A crowd of over 100 Bal Harbour, Florida residents broke into applause last night after the Village Council unanimously passed a measure that cleared the way for local law enforcement to consider anti-Semitism as a “motivation for criminal offenses in order to ensure the safety and wellbeing of its Jewish community.”

Unofficially referred to as the “Anti-Semitism Definition Act,” the 5-0 vote adopts the State Department’s definition of anti-Semitism — directing the police department to consider this description when investigating crimes, consistent with the federal and state hate crime statutes.

A small Florida town that is popular with snowbirds, Bal Harbour is not new to combating anti-Semitism.

In 2015, the Village Council passed an ordinance “prohibiting the Village from entering into agreements with businesses that boycott a person or entity based in or doing business with an Open Trade Jurisdiction such as Israel, and requiring businesses to pledge not to engage in such a boycott during agreements with the Village.” Two years later, approximately 35 cities have followed Bal Harbour’s lead and have passed anti-boycott, divestment and sanctions (BDS) legislation that forbids the municipality to do business with or invest in entities that boycott the Jewish state.

Currently, nearly half the states in the union have passed anti-BDS measures, a number that is expected to greatly increase in the coming year. But while debate exists on the inherently anti-Semitic nature of BDS, defining anti-Semitism has also become a subject of controversy.

Earlier this month, the House Judiciary Committee heard testimony on rising anti-Semitism on college campuses and varying perspectives on the “Anti-Semitism Awareness Act” currently under consideration by the committee. This bill that passed the Senate (but not the House) last year, would direct the Education Department to rely on the State Department’s definition of anti-Semitism.

Bal Harbour Mayor Gabriel Groisman, who introduced the measure, felt the issue was too important to wait for Washington to act.

“As a local municipality we can do things more efficiently and faster than a state or federal bureaucracy,” Groisman explained to the Haym Salomon Center. “Anti-Semitism in our country is growing at an alarming rate. What is right can’t wait for state and federal politicians to act. That is why I have proposed this measure and hope other towns and cities will follow our lead.”

Groisman added after the vote:

We may be a small municipality, but we now represent an important voice.

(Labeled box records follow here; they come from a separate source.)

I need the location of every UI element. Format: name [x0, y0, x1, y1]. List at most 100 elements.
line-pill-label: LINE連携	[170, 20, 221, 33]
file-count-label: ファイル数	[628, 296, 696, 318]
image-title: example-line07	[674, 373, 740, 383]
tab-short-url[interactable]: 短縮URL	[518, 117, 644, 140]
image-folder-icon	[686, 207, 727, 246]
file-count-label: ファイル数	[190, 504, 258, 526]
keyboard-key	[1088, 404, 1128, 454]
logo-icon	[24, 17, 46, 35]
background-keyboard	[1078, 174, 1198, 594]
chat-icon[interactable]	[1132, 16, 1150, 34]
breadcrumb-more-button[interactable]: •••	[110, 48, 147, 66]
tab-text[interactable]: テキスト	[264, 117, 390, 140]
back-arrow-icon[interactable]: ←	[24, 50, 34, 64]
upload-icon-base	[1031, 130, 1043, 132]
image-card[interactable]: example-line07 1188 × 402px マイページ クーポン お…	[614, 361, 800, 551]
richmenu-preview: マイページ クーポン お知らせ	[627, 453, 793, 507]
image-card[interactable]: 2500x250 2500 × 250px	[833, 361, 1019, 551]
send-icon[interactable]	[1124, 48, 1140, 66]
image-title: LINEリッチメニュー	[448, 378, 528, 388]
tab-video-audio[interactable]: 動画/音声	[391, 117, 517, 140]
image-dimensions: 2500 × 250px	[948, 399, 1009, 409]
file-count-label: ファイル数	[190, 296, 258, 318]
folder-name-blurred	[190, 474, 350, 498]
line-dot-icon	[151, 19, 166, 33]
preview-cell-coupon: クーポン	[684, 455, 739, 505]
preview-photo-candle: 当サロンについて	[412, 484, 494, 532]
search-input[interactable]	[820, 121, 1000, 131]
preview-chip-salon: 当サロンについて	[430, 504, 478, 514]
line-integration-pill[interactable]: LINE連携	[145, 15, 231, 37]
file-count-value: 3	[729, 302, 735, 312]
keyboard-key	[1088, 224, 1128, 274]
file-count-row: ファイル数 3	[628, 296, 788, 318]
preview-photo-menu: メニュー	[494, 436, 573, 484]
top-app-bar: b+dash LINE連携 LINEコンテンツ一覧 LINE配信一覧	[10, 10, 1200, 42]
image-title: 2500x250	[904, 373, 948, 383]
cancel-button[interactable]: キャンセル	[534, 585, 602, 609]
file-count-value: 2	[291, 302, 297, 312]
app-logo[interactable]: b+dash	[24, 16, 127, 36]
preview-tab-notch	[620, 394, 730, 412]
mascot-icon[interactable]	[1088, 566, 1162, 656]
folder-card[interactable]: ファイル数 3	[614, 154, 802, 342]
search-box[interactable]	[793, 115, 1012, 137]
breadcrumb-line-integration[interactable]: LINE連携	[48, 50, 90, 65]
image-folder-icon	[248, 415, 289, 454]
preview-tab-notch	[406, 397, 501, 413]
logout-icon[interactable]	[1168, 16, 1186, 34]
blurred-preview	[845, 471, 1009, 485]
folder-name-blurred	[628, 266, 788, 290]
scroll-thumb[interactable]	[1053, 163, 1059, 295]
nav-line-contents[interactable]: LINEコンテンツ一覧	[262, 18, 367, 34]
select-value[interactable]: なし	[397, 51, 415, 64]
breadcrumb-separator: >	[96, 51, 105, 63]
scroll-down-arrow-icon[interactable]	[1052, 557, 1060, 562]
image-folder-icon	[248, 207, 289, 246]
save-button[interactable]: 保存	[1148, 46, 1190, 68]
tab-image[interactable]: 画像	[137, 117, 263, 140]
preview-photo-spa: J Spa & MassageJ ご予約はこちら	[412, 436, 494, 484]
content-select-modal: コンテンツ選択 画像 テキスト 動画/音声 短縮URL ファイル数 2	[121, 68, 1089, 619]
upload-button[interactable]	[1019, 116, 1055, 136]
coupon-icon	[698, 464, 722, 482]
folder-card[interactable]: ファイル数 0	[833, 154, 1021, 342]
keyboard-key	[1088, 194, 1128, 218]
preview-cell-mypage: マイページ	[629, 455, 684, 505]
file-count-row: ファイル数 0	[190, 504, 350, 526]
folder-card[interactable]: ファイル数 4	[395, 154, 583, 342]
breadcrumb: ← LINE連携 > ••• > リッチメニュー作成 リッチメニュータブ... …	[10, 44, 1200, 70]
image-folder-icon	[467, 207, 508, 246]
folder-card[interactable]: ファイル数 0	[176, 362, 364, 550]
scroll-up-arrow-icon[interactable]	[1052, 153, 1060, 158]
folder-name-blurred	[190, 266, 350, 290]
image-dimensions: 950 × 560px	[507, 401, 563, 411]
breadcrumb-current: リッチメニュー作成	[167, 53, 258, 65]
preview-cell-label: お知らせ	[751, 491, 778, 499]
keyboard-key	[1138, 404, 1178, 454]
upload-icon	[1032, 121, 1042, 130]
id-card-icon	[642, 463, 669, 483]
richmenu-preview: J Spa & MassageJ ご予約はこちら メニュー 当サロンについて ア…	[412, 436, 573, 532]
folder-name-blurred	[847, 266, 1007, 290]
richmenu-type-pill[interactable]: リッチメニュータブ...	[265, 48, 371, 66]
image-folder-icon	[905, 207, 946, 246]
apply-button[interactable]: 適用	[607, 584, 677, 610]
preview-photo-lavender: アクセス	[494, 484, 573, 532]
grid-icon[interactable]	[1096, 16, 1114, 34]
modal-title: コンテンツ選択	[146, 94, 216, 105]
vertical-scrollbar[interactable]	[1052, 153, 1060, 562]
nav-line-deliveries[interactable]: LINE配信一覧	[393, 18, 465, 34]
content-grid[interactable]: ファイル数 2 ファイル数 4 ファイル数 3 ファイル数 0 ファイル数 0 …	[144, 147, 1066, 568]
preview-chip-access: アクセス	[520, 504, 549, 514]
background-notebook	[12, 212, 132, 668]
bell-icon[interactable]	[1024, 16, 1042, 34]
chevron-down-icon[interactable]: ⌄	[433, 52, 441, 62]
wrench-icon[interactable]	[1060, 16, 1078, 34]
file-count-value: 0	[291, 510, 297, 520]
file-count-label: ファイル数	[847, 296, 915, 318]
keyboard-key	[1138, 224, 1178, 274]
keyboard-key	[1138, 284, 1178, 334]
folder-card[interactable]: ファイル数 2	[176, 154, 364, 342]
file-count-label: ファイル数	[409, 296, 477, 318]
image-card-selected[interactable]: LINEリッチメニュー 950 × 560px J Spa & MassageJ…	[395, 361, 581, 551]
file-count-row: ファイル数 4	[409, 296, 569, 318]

This fight is significant not only for the Jewish community but for the entire American community at large, as hate breeds hate, and we cannot stand still and allow intolerance to threaten our society.

Groisman’s leadership is being praised by Jewish community leaders and members of Congress.

Sara Gold Rafel, Southeast Director for the Israel education group StandWithUs, praised Groisman and the Bal Harbour community.

This legislation will clarify what Anti-Semitism is and thereby help combat it. The bill doesn't regulate anti-Semitic speech, or any form of speech. It relates only to unprotected behavior, such as vandalism. It is definitely a crucial step in the right direction.

Joseph Sabag, Executive Director of the Israel Allies Foundation, an organization that works with elected officials on issues related to anti-Semitism and the Middle East, sees Groisman as a leader in combating anti-Semitism.

"With anti-Semitism rising in the United States and around the world, we need leaders on the local level who can be emulated by other mayors and local officials, who will realize they don’t have to wait for higher levels of government to act,” Sabag said. “Adopting the State Department’s definition of anti-Semitism should be a no-brainer for states, municipalities and college campuses. Israel Allies applauds Mayor Groisman’s leadership and can only hope others will follow his example.

Before yesterday’s vote, the Bal Harbour Village Council received letters supporting the measure from Florida Representatives Carlos Curbelo (R-26) and Ileana Ros-Lehtinen (R-27).

A mandatory second reading of the legislation is scheduled for December 13. At that time, the bill is expected to become law.

“With the passage of this ordinance in December, we will be the first government body in the nation to codify the proper definition for anti-Semitism, reflecting the realities of the day,” said Groisman. “We hope that cities and states across the country will follow, and our nation will continue to reject all forms of hate and discrimination.”

Paul Miller is the President & Executive Director of the Haym Salomon Center.